Parents reveal a major glitch in the New York school lottery system

A mother in Manhattan discovered an embarrassing glitch in the City of Education’s lottery system in the city, which is used to accommodate middle and high school students.

When students in New York filled out their online applications for 2022-2023, each child was automatically given a long string of random numbers from 0 to 9 mixed in lower case from a to f.

The random numbers are used to determine the order in which students fit into the programs.

Lottery numbers starting at 0 are expected to lead school students to the top of their list – eighth graders can rank up to 12 preferred high schools.

The odds go down from there. Lottery tasks that start with higher numbers and letters are the least good.

But as an eighth-grade mother realized, if students canceled and resumed their applications – as the DOE allowed – they were given a different lottery number each time. The breach allowed users to play the system by re-applying until a convenient lottery number popped up.

Parent leaders alerted DOE chief enrollment officer Sarah Kleinhandler, who was unaware of the problem and promised to look into it.
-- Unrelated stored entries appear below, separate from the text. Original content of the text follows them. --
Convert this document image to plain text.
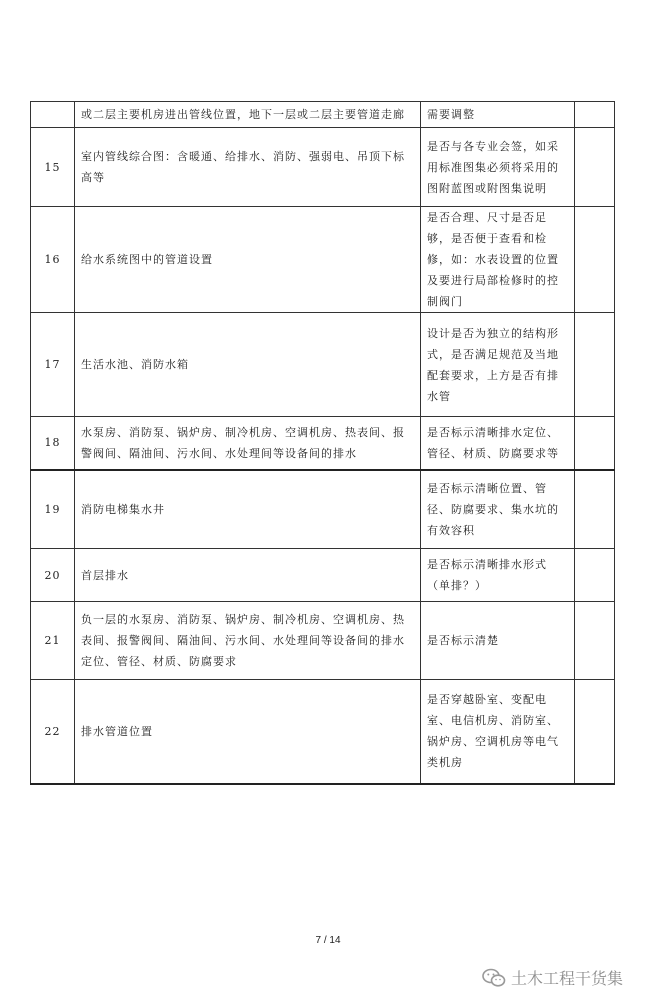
	或二层主要机房进出管线位置，地下一层或二层主要管道走廊	需要调整	
15	室内管线综合图：含暖通、给排水、消防、强弱电、吊顶下标高等	是否与各专业会签，如采用标准图集必须将采用的图附蓝图或附图集说明	
16	给水系统图中的管道设置	是否合理、尺寸是否足够，是否便于查看和检修，如：水表设置的位置及要进行局部检修时的控制阀门	
17	生活水池、消防水箱	设计是否为独立的结构形式，是否满足规范及当地配套要求，上方是否有排水管	
18	水泵房、消防泵、锅炉房、制冷机房、空调机房、热表间、报警阀间、隔油间、污水间、水处理间等设备间的排水	是否标示清晰排水定位、管径、材质、防腐要求等	
19	消防电梯集水井	是否标示清晰位置、管径、防腐要求、集水坑的有效容积	
20	首层排水	是否标示清晰排水形式（单排？）	
21	负一层的水泵房、消防泵、锅炉房、制冷机房、空调机房、热表间、报警阀间、隔油间、污水间、水处理间等设备间的排水定位、管径、材质、防腐要求	是否标示清楚	
22	排水管道位置	是否穿越卧室、变配电室、电信机房、消防室、锅炉房、空调机房等电气类机房	
7 / 14
土木工程干货集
She made.

Last week, the DOE insisted “there is no problem with our system” – but said it would be fixed.

Attached is a slide from their instructions showing a blank request page
When students in New York filled out their online applications for 2022-2023, each child was automatically given a random code.
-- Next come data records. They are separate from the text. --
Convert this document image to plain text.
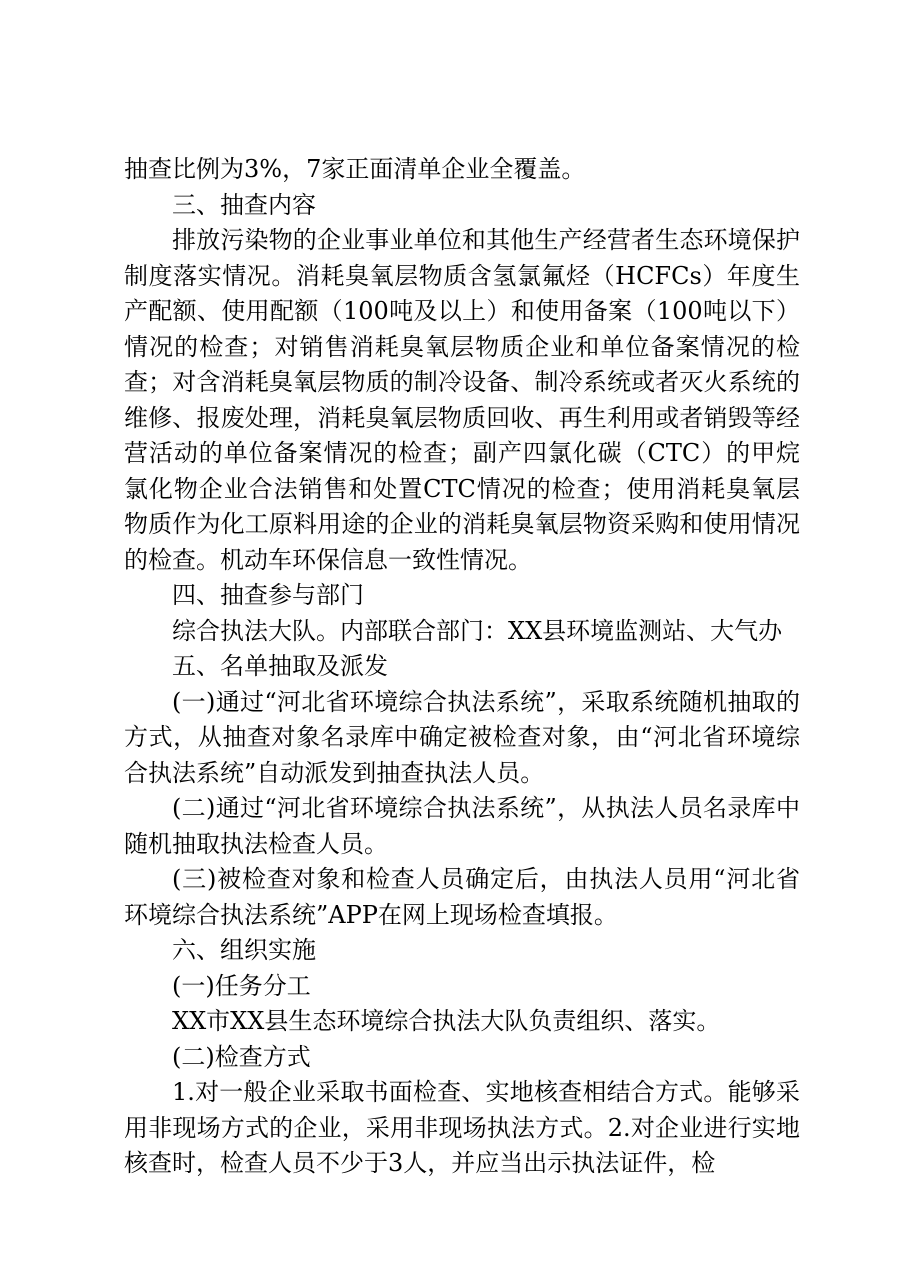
抽查比例为3%，7家正面清单企业全覆盖。

三、抽查内容

排放污染物的企业事业单位和其他生产经营者生态环境保护制度落实情况。消耗臭氧层物质含氢氯氟烃（HCFCs）年度生产配额、使用配额（100吨及以上）和使用备案（100吨以下）情况的检查；对销售消耗臭氧层物质企业和单位备案情况的检查；对含消耗臭氧层物质的制冷设备、制冷系统或者灭火系统的维修、报废处理，消耗臭氧层物质回收、再生利用或者销毁等经营活动的单位备案情况的检查；副产四氯化碳（CTC）的甲烷氯化物企业合法销售和处置CTC情况的检查；使用消耗臭氧层物质作为化工原料用途的企业的消耗臭氧层物资采购和使用情况的检查。机动车环保信息一致性情况。

四、抽查参与部门

综合执法大队。内部联合部门：XX县环境监测站、大气办

五、名单抽取及派发

(一)通过“河北省环境综合执法系统”，采取系统随机抽取的方式，从抽查对象名录库中确定被检查对象，由“河北省环境综合执法系统”自动派发到抽查执法人员。

(二)通过“河北省环境综合执法系统”，从执法人员名录库中随机抽取执法检查人员。

(三)被检查对象和检查人员确定后，由执法人员用“河北省环境综合执法系统”APP在网上现场检查填报。

六、组织实施

(一)任务分工

XX市XX县生态环境综合执法大队负责组织、落实。

(二)检查方式

1.对一般企业采取书面检查、实地核查相结合方式。能够采用非现场方式的企业，采用非现场执法方式。2.对企业进行实地核查时，检查人员不少于3人，并应当出示执法证件，检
The DOE said it was able to identify 163 students who had received new lottery numbers – less than one percent of the candidates. They included 121 students out of 71,000 high school applicants, and 42 students out of 58,000 middle school applicants, a spokesman said.

Students who received new lottery numbers after reactivating their applications will get their first lottery numbers back, a spokeswoman told The Post.

“We are taking action. We are returning the lottery numbers of these students to the numbers originally created. Affected families will be notified immediately.”

Is Manhattan paying attention to the original 32-digit lottery number her daughter received on Feb. 26 started at “03” – which she thinks may give her daughter first school debates at the top of her list.

So she decided whether her daughter should redo her list by putting more coveted schools in mind.

Admission failure to DOE
The first random number is given on February 26th.
Admission failure to DOE
A second random number is given on March 10th.
Admission failure to DOE
A third random number is given on March 14th.

But when they canceled the application and reactivated it on March 10, a new lottery number appeared. It started with “ce”, much less fortunate than the first.

Four days later, on March 14, they canceled and started again, this time getting a random number that started with “50”, and it was not as good as the first number they got, but much better than the second.

The mother from Manhattan, who kept screenshots with a timestamp of the three lottery numbers, spread the word about her surprising discovery, and caused concern.

“This year, wise parents might have figured this out and redefined their child’s request if they had received a bad lottery number,” an active PTA father told the post.

“Other parents may have started with a good lottery number and changed to a worse number without noticing it.”

Admission failure to DOE
A father active in the PTA told The Post that he was concerned that some parents might reset their children’s request.
New York City Department of Education

A Queens High School teacher is appalled: “Parents have discovered a technical glitch that allows them to keep trying to get better lottery numbers. If even just one family used this process to get around the system, the whole process needs to be discarded and redone.”

DOE officials said they would “fix” the problem by removing the cancellation feature in future admission cycles. Students can still change or rearrange the schools listed in their app without canceling and restarting.

Admissions guru Alina Adams, author of “Getting Into New York High School,” has helped parents deal with a number of flaws in the DOE implementation in recent years.

“The system is not set up to deal with any kind of malfunction,” she said, “and when they try to fix them, they inevitably aggravate the situation. It’s a recipe for disaster.”

DOE students are expected to receive their school games in June.